Since it is well recorded within my blog and conservative circles that 2 out of 3 co-founders of blm are marxist followers here’s a further example of this:

“Black Lives Matter and Marxism”

“Adapted from a document drafted by Eljee Hawkins and approved by Socialist Alternative’s National Committee, February 2015”

As we can see from these examples. The following may or may not be part of the ideas that the make up blm and it’s ideologies.

However I find that it is likely that has become a hodgepodge of idealism that at least influenced the creation of blm.

I find that the ideas that blm supplies are not in keeping with the very real realities that present themselves.

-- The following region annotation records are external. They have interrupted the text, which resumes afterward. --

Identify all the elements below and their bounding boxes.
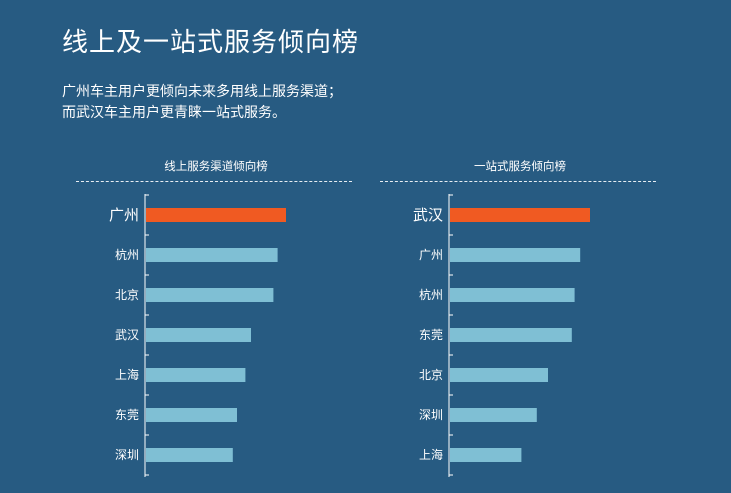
category-label: 深圳 xyxy=(115,448,139,462)
category-label: 上海 xyxy=(419,447,443,462)
bar-北京 xyxy=(450,368,548,382)
bar-深圳 xyxy=(450,408,537,422)
category-label: 杭州 xyxy=(115,247,139,262)
bar-广州 xyxy=(146,208,286,222)
category-label: 东莞 xyxy=(419,328,443,342)
bar-杭州 xyxy=(450,288,575,302)
page-description: 广州车主用户更倾向未来多用线上服务渠道； 而武汉车主用户更青睐一站式服务。 xyxy=(62,82,342,124)
chart-title: 一站式服务倾向榜 xyxy=(474,159,566,173)
chart-panel-one-stop-service: 一站式服务倾向榜 武汉广州杭州东莞北京深圳上海 xyxy=(380,152,660,487)
category-label: 东莞 xyxy=(115,408,139,422)
description-line-1: 广州车主用户更倾向未来多用线上服务渠道； xyxy=(62,84,342,100)
category-label: 广州 xyxy=(109,206,139,224)
category-label: 北京 xyxy=(115,288,139,302)
page-title: 线上及一站式服务倾向榜 xyxy=(62,28,360,58)
category-label: 杭州 xyxy=(419,287,443,302)
bar-东莞 xyxy=(450,328,572,342)
category-label: 深圳 xyxy=(419,408,443,422)
chart-title-divider xyxy=(380,181,656,182)
bar-杭州 xyxy=(146,248,278,262)
bar-广州 xyxy=(450,248,581,262)
bar-武汉 xyxy=(146,328,251,342)
category-label: 武汉 xyxy=(413,206,443,224)
bar-武汉 xyxy=(450,208,590,222)
category-label: 上海 xyxy=(115,367,139,382)
category-label: 广州 xyxy=(419,248,443,262)
bar-上海 xyxy=(450,448,522,462)
bar-上海 xyxy=(146,368,246,382)
chart-title-divider xyxy=(76,181,352,182)
bar-东莞 xyxy=(146,408,237,422)
bar-深圳 xyxy=(146,448,233,462)
category-label: 北京 xyxy=(419,368,443,382)
category-label: 武汉 xyxy=(115,328,139,342)
chart-panel-online-channel: 线上服务渠道倾向榜 广州杭州北京武汉上海东莞深圳 xyxy=(76,152,356,487)
chart-title: 线上服务渠道倾向榜 xyxy=(164,159,268,173)
bar-北京 xyxy=(146,288,274,302)
description-line-2: 而武汉车主用户更青睐一站式服务。 xyxy=(62,105,286,121)
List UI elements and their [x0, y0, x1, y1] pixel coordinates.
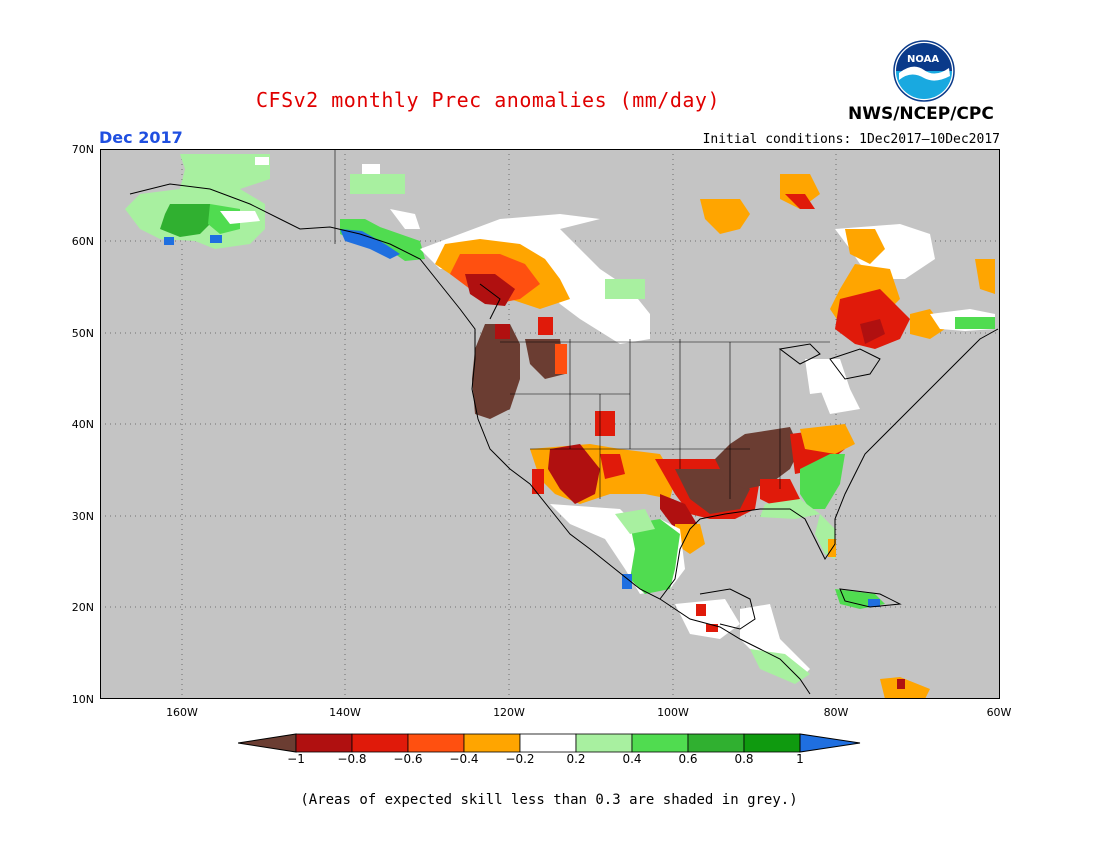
lon-label-160w: 160W — [166, 706, 198, 719]
lon-label-80w: 80W — [823, 706, 849, 719]
precipitation-anomaly-map — [100, 149, 1000, 699]
lat-label-30n: 30N — [71, 510, 94, 523]
lat-label-40n: 40N — [71, 418, 94, 431]
legend-label-neg1: −1 — [287, 752, 305, 766]
anomaly-patches — [125, 154, 995, 699]
lat-label-20n: 20N — [71, 601, 94, 614]
lat-label-10n: 10N — [71, 693, 94, 706]
lon-label-120w: 120W — [493, 706, 525, 719]
legend-label-1: 1 — [796, 752, 804, 766]
initial-conditions: Initial conditions: 1Dec2017–10Dec2017 — [702, 132, 1000, 147]
lat-label-50n: 50N — [71, 327, 94, 340]
legend-swatch-8 — [687, 733, 745, 753]
legend-swatch-6 — [575, 733, 633, 753]
noaa-logo-text: NOAA — [907, 54, 940, 65]
coastlines — [129, 183, 999, 695]
state-boundaries — [334, 149, 830, 499]
legend-swatch-0 — [238, 733, 297, 753]
legend-swatch-10 — [799, 733, 861, 753]
forecast-month: Dec 2017 — [99, 128, 183, 147]
legend-label-neg08: −0.8 — [337, 752, 367, 766]
legend-label-06: 0.6 — [678, 752, 698, 766]
legend-swatch-5 — [519, 733, 577, 753]
legend-swatch-2 — [351, 733, 409, 753]
agency-label: NWS/NCEP/CPC — [848, 104, 994, 124]
legend-colorbar — [238, 733, 861, 753]
legend-swatch-1 — [295, 733, 353, 753]
legend-label-neg06: −0.6 — [393, 752, 423, 766]
lon-label-140w: 140W — [329, 706, 361, 719]
legend-label-neg04: −0.4 — [449, 752, 479, 766]
legend-label-08: 0.8 — [734, 752, 754, 766]
legend-label-04: 0.4 — [622, 752, 642, 766]
legend-swatch-9 — [743, 733, 801, 753]
chart-title: CFSv2 monthly Prec anomalies (mm/day) — [255, 88, 721, 112]
legend-swatch-4 — [463, 733, 521, 753]
lon-label-100w: 100W — [657, 706, 689, 719]
lat-label-70n: 70N — [71, 143, 94, 156]
legend-swatch-7 — [631, 733, 689, 753]
legend-label-02: 0.2 — [566, 752, 586, 766]
skill-footnote: (Areas of expected skill less than 0.3 a… — [300, 792, 798, 808]
legend-label-neg02: −0.2 — [505, 752, 535, 766]
lon-label-60w: 60W — [986, 706, 1012, 719]
noaa-logo — [893, 40, 955, 102]
legend-swatch-3 — [407, 733, 465, 753]
lat-label-60n: 60N — [71, 235, 94, 248]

Police are not racist corporately nor does systemic racism exist in society in the 21st century. The idea that there is a genocide of black / African persons in American cities is also incorrect.

American blacks can and should take care of their own, through hard work, education and growing leadership to provide answers for the many problems their culture and way of life provide. They alone can and should sue the American progressives who keep them enslaved to the democrat party, socialists and other organized political group that keeps them impoverished and under a totalitarian thumb.

Meanwhile all pro black racism should be rejected and refuted within their own community as the pro white / European, kkk racism has been rejected & refuted by individuals such as myself.

For Black lives to truly matter is that they have to understand WE THE PEOPLE have to work together to solve common problems and build a better way of life for everyone involved. Not fall for racist tribalism and similar foolishness.